Mr. Cheung estimated abysmally that it would be another two hours to Marathon. Everything he’d been feeling at the start of this journey — excitement, curiosity, an undirected gratitude, great fear — had been emptied out of him with repeated vomiting. His throat ached, and he trembled with weakness. The salt spray and diesel smoke thickened in his lungs as he gripped the rail without strength, looking forward to his death impatiently.
“Try some salty biscuit. Please, one bite,” Park-Smith yelled out amid the wind. A gust jerked the boat’s prow to port — this move was a new one, a kind of half-spin that left Mr. Cheung astonished at the world’s inexhaustible evil. The biscuit Park-Smith was threatening him with like a poisonous nugget was one more thing. Mr. Cheung didn’t want the biscuit and in fact hated the biscuit, but he indicated nothing. He’d found this discomfort to be an incredible teacher, one that had practiced him, right at the start of this trip, not to nod his head or shake it.
The young mate, a white boy, stayed at the bow and peered ahead for uncharted obstacles in this shallow water, while the Captain, also a youthful white, one from the famous Wilson family, responded to his signals with unexpected and excruciating shifts in their course. Mr. Cheung was the only seasick passenger. Other members of the Twicetown Society for Science — lumpy Maxwell, Park-Smith, Bobby Calvino, who would be dangerous without his wife and was already drunk — had been having a good time, and now looked bored. They’d been nearly three hours on the water, and the overcast heavens were getting even darker as night approached.

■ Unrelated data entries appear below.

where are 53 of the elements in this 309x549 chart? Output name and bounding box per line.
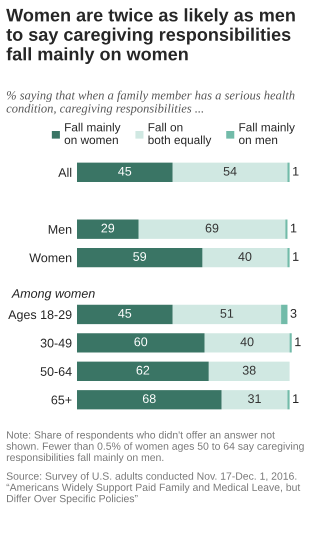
data-label: 54 [224, 166, 237, 176]
bar [76, 333, 205, 353]
data-label: 1 [293, 252, 298, 261]
data-label: 1 [293, 394, 298, 403]
data-label: 1 [295, 338, 301, 346]
chart-subtitle: % saying that when a family member has a serious health condition, caregiving responsibilities ... [6, 90, 295, 116]
data-label: 45 [118, 166, 132, 176]
data-label: 40 [238, 252, 252, 261]
bar [76, 248, 202, 268]
text: Note: Share of respondents who didn't offer an answer not shown. Fewer than 0.5% of women ages 50 to 64 say caregiving responsibilities fall mainly on men. [6, 430, 304, 464]
bar [281, 304, 288, 324]
bar [172, 304, 282, 324]
bar [287, 390, 290, 410]
data-label: 51 [220, 309, 234, 318]
data-label: 40 [240, 337, 254, 346]
bar [76, 220, 139, 239]
data-label: 1 [293, 166, 298, 176]
data-label: 3 [290, 308, 296, 318]
y-tick-label: All [58, 168, 72, 177]
bar [202, 248, 288, 268]
bar [287, 162, 290, 182]
bar [204, 333, 290, 353]
data-label: 62 [136, 366, 150, 375]
data-label: 45 [118, 309, 132, 318]
legend-label: Fall mainly on men [239, 122, 295, 144]
bar [76, 362, 209, 381]
bar [208, 362, 290, 381]
y-tick-label: 65+ [52, 396, 72, 404]
y-tick-label: Men [48, 225, 72, 234]
data-label: 60 [134, 337, 148, 346]
bar [138, 220, 286, 239]
bar [222, 390, 288, 410]
data-label: 29 [101, 224, 114, 233]
y-tick-label: 30-49 [40, 338, 72, 348]
chart-title: Women are twice as likely as men to say caregiving responsibilities fall mainly on women [6, 8, 295, 64]
y-tick-label: 50-64 [40, 367, 72, 376]
y-tick-label: Ages 18-29 [8, 310, 72, 322]
data-label: 68 [142, 394, 156, 404]
data-label: 31 [248, 394, 261, 404]
bar [287, 248, 290, 268]
y-tick-label: Among women [11, 289, 95, 300]
bar [76, 304, 173, 324]
legend-label: Fall on both equally [148, 122, 212, 146]
source-note: Source: Survey of U.S. adults conducted Nov. 17-Dec. 1, 2016. “Americans Widely Support Paid Family and Medical Leave, but Differ Over Specific Policies” [6, 472, 300, 504]
bar [172, 162, 288, 182]
data-label: 59 [133, 252, 146, 261]
legend-label: Fall mainly on women [64, 122, 121, 144]
data-label: 1 [290, 224, 296, 232]
data-label: 69 [206, 224, 218, 233]
data-label: 38 [242, 366, 256, 375]
bar [76, 162, 173, 182]
bar [76, 390, 222, 410]
y-tick-label: Women [29, 254, 72, 262]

Below Key Marathon, Captain Wilson took the Catch through a channel and came at the largest town on the Keys from the Ocean side. The water was calmer here today. Mr. Cheung felt his nausea dissipating even before they docked behind the local slaughterhouse. The slaughterhouse had once been a hotel. The stripped, headless carcasses of several dogs and goats were hung from poles laid across the width of the swimming pool. A small man, apparently the only one working at this hour, tightroped across the poles with a bucket, casting spicy salt over the meat. As Park-Smith helped the Orchestra Manager along the pier and toward the streets, Mr. Cheung saw, through the glassless window behind the swimming pool, a dead goat laid out on the bar in the cocktail lounge. “Hold shut your nose, Tony,” Park-Smith warned him, but Mr. Cheung had already stopped breathing. The stink of the slaughterhouse kept everybody away. The buildings on this street housed only drifts of sand and the barnacled supplies of fishing boats.
By the time the four Society members had walked through several shanty collections, where families sat outside their doorways eating suppers of fish and rice and worrying about the weather, and then through a flat neighborhood where old houses had been torn apart and stacked into lumber, Mr. Cheung was completely revived.